V For Veg: Internet makes it easy to go vegetarian

Posted: January 25, 2013

LISTEN, KIDS: Back when I was comin' up, going vegetarian was a challenge. We had no Maoz or HipCityVeg - no Internet, even. By the end of the '90s when I went vegan, there was still no basic, easy way to find other vegans or local vegan food. A tough life!

Nowadays, vegan info and connections are a flick of the wrist away. Do you realize how good we have it?

First off, social networking is huge for vegheads, with Facebook providing constant access to veg-related events, petitions and food sites, and with Twitter generating an info-space where hundreds of other vegheads keep us up on the latest news, views and stews. And VegSource.com, the old-timers' hub of forums and mini-sites, is still buzzing.

The number of vegan recipes on the Web is ginormous. You can search by ingredients, cookbook authors or dishes to get step-by-step instructions instantly.

Maybe the most exciting new capability is the ability to find animal-free food wherever you are. Tools such as Yelp and Foursquare are good for general food-finding, yet they can be spotty on veggie specifics. But there are plenty of resources on vegan food, including mobile apps so you can find that info at the right time - when you're out and hungry!

HappyCow.net is the best-known veggie food-finder, and an iPhone Happy Cow app - probably the most comprehensive - is available for $2.99. But there are free apps as well, some delivering the local goods better than others.

VeganSteven has a simple interface but doesn't seem to overlap categories very well, and you have to pick a category as your first step. Speaking of steps, locations less than a half-mile away are described in terms of yards. Who thinks in terms of yards?

Vegman is more easily used, with a good stock of Philly places that includes descriptions, clearly labeled "Vegi" or "Vegan" (not always accurately, as some vegan places are tagged as vegi) and a quick-loading pushpin map to give a better sense of where they are. But the distance is stated in kilometers! Who thinks in terms of kilometers? You never heard of yards?

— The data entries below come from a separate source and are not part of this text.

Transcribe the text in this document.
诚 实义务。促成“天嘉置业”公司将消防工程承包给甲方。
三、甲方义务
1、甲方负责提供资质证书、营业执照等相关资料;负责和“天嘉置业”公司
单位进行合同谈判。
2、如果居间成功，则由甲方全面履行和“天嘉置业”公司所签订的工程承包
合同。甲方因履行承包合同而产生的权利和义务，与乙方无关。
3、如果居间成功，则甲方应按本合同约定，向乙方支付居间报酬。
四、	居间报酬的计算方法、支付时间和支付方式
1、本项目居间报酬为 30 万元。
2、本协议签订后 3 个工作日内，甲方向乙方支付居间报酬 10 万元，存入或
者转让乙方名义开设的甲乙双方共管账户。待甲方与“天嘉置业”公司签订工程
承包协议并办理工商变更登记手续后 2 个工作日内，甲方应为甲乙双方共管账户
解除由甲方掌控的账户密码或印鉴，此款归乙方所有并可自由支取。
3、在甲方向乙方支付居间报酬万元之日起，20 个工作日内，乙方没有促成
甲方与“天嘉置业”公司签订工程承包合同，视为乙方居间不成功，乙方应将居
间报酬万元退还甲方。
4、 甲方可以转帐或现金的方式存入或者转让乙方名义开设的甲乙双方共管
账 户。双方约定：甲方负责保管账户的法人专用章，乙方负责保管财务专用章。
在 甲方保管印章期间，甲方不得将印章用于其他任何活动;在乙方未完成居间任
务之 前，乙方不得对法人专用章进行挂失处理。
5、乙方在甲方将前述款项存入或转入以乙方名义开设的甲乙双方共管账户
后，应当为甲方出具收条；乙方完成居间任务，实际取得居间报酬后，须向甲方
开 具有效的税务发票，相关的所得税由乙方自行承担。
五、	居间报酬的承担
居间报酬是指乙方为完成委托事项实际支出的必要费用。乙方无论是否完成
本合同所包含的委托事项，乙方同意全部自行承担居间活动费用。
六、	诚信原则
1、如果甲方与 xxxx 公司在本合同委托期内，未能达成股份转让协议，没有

For Android, there's Vegan Eating Out , which lists vegan options in chain restaurants, and Animal-Free (also available for iPhone), which lets you check ingredients right in the supermarket - animal-derived or not? Both of these, though, rely on a "browse" interface, and should be more searchable.

Vegan Scanner has you scan products' bar codes to get the inside story, but it has too few items in its database to be very useful.

All in all, the national/international veg-finding sites and apps are understandably variable with their localized results. Wish we had a veg-finder just for Philly?

We will! It was just announced that VegPhilly.com will launch next week, serving Philly vegans with neighborhood-sorted vegan food info, not just from veggie places but "restaurants that offer vegan options," according to a news release.

Supplementing its existing list, VegPhilly will make it easy for local vegans to add their favorite joints and review them: "VegPhilly is only going to get better as people add restaurants, write reviews, and send us their comments," said Jonathan Farbowitz, one of two local vegans who put the site together with a vegan developer from Brooklyn.

Maybe it's just me, but seems like we've turned a corner - and found tasty veggie food there! Yessir, forget the old days; eating vegan daily is easy! Really easy. So . . . what's your excuse?

V for Vim: Local veg-legend Christina Pirello will sign her latest book, I'm Mad as Hell and I'm Not Going to Eat it Anymore, and teach a cooking class Thursday night at 5 p.m. at Whole Foods, 2001 Callowhill St.